Load - Many users access the system, there is a large amount of data, causing the database to respond slowly. You want to avoid this or reduce response times.
High Availability - You want your application to keep running no matter what happens. If one server fails, another must immediately take over.

When you want to slove the issues mentioned above, we will need to scale the database, in this article, we will discuss scaling the database with a Master-Slave architecture. (However, it's important to note that this architecture may not entirely solve all the issues perfectly - 100% ~ let's explore together)

What is Master-Slave

Master: This is the primary server responsible for actions like insert, update, and delete, collectively known as "WRITE" operations.
Slave: These are copies of the master server, also called replicas. They copy data and are updated through replication. "READ" operations can be performed on slave servers. This means that all read operations can now be executed on the slave servers or slave nodes, reducing the load on the master server

From the definitions above, we can conclude:

The master handles both READ and WRITE operations.
Slaves only allow READ operations. But why only READ? Let's explore how replication works

Master-Slave Replication Workflow

Initialization: Initially, a full copy of the master database needs to be created on the slave servers. This process can be called as snapshotting. For databases larger than a few gigabytes, this process can be time-consuming and requires waiting.
Replication Logs: As mentioned in the previous post, actions taken before actual changes are made to the data are recorded in a Write-Ahead Log (WAL) file. These WAL files are generated on the master server and sent to the slave nodes. Changes in the WAL file are then updated on the slave servers.

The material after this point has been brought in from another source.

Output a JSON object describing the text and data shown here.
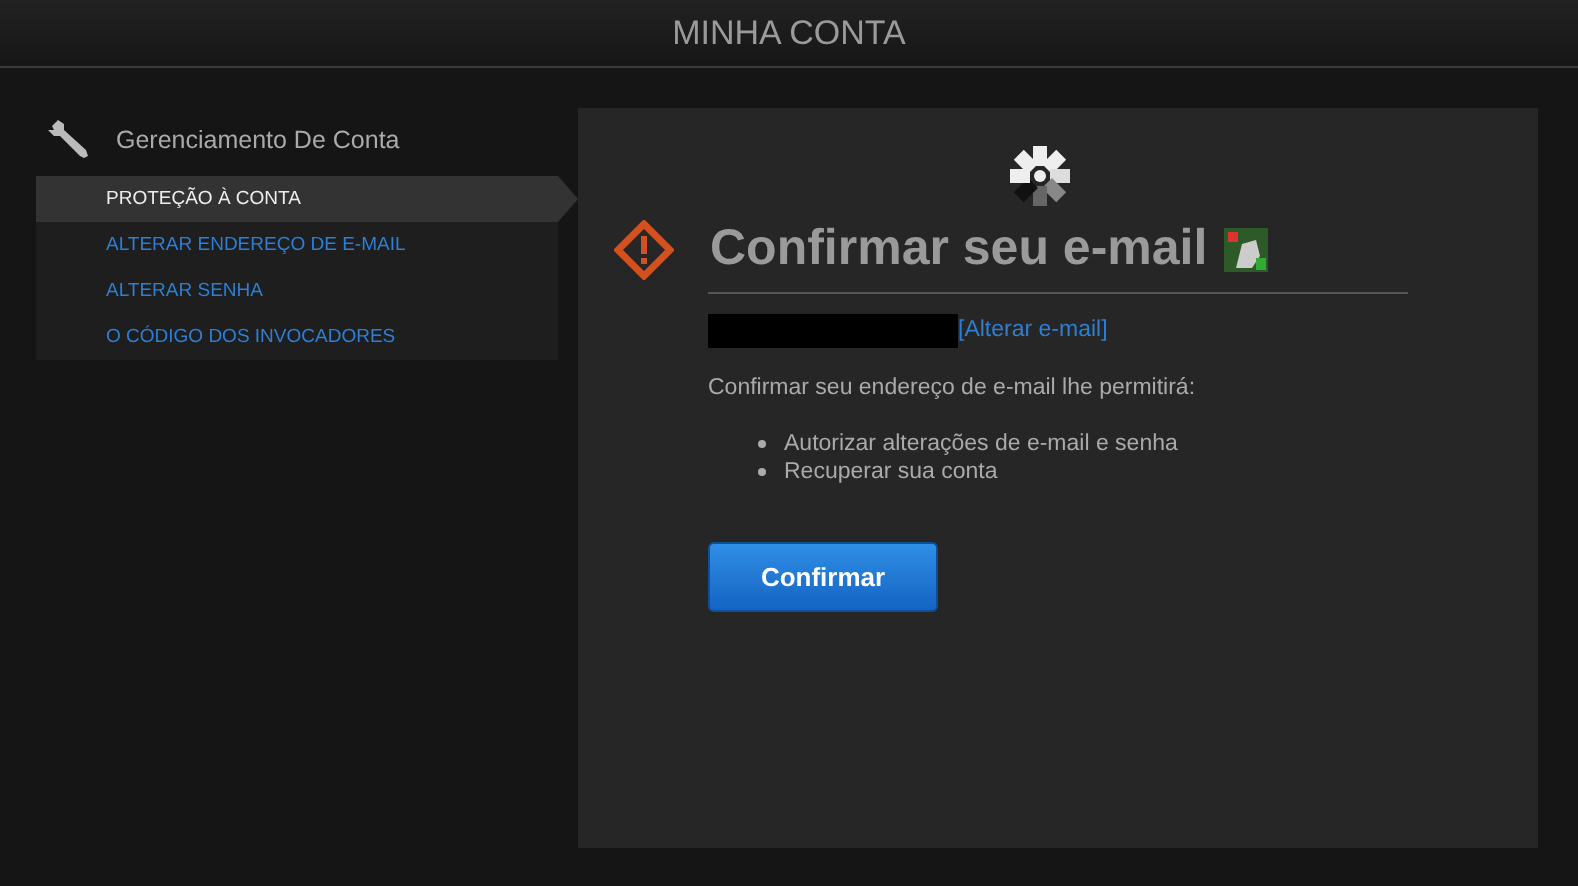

When I researched into this and applying it to a product at my company, I became concerned about the fragility of streaming these WAL log files. There are some issues:

What happens if there is an interruption or complete stoppage of sending and receiving WAL files? How can we detect and control this?
If the sending and receiving of these WAL files are slow, it can result in inconsistencies between the two databases in reality, two databases are not exactly the same 100%. This significantly impacts user experience and is often referred to as result inconsistency.

At this point, there are two replication modes to address some of these concerns.

Replication Mode:

Synchronous Replication: In this mode, the master server will "wait" until WRITE actions have been successfully replicated on all the slave nodes (all WAL files received) before executing the WRITE. This ensures no inconsistency.
Asynchronous Replication: In this mode, the master server doesn't concern itself with whether the slave servers have synchronized data or not. It immediately executes. This can lead to "inconsistency"

My Mistake: I once designed and confidently applied synchronous replication to ensure no "inconsistencies," but it gave rise to another issue. I had 3 slave servers, or 3 nodes, and one master node. According to theory, when a WRITE action occurs, the master sends the WAL to the slave nodes. It waits until all 3 slave nodes have synchronized before executing the command. This resulted in a DELAY - increased LATENCY in WRITE actions.

However, if ONE OUT OF THE 3 NODES fails to synchronize, a problem occurs. The ACTION WILL CONTINUE TO WAIT AND WILL NOT BE EXECUTED ON EITHER THE MASTER OR ANY NODE. This is a SINGLE POINT OF FAILURE.

Hot standby

Hot standby is a technique where a standby server (a slave node) is ready to replace the master server when the current master server encounters issues. It ensures high availability and serves as a fault-tolerance strategy in a database system. Setting up hot standby is not particularly difficult, and there are better guides available online. Just pay attention to the following:

Ensure that the master server and slave servers are configured to communicate with each other.
Set up the standby mode, trigger_file, and master information on the designated slave server.

However, the process of transitioning from a standby server or slave node to a master can take some time, so it doesn't guarantee 100% high availability.

Conclusion

At this point, I think there are three main questions that people might have if they want to apply this architecture in production:

How to manage and monitor replication (streaming files) to know when there are errors, delays, etc.
Design and code at the application layer to optimize READ and WRITE operations separately.
Design and code at the application layer to switch to using the standby server when the master encounters issues, instead of accessing the master directly.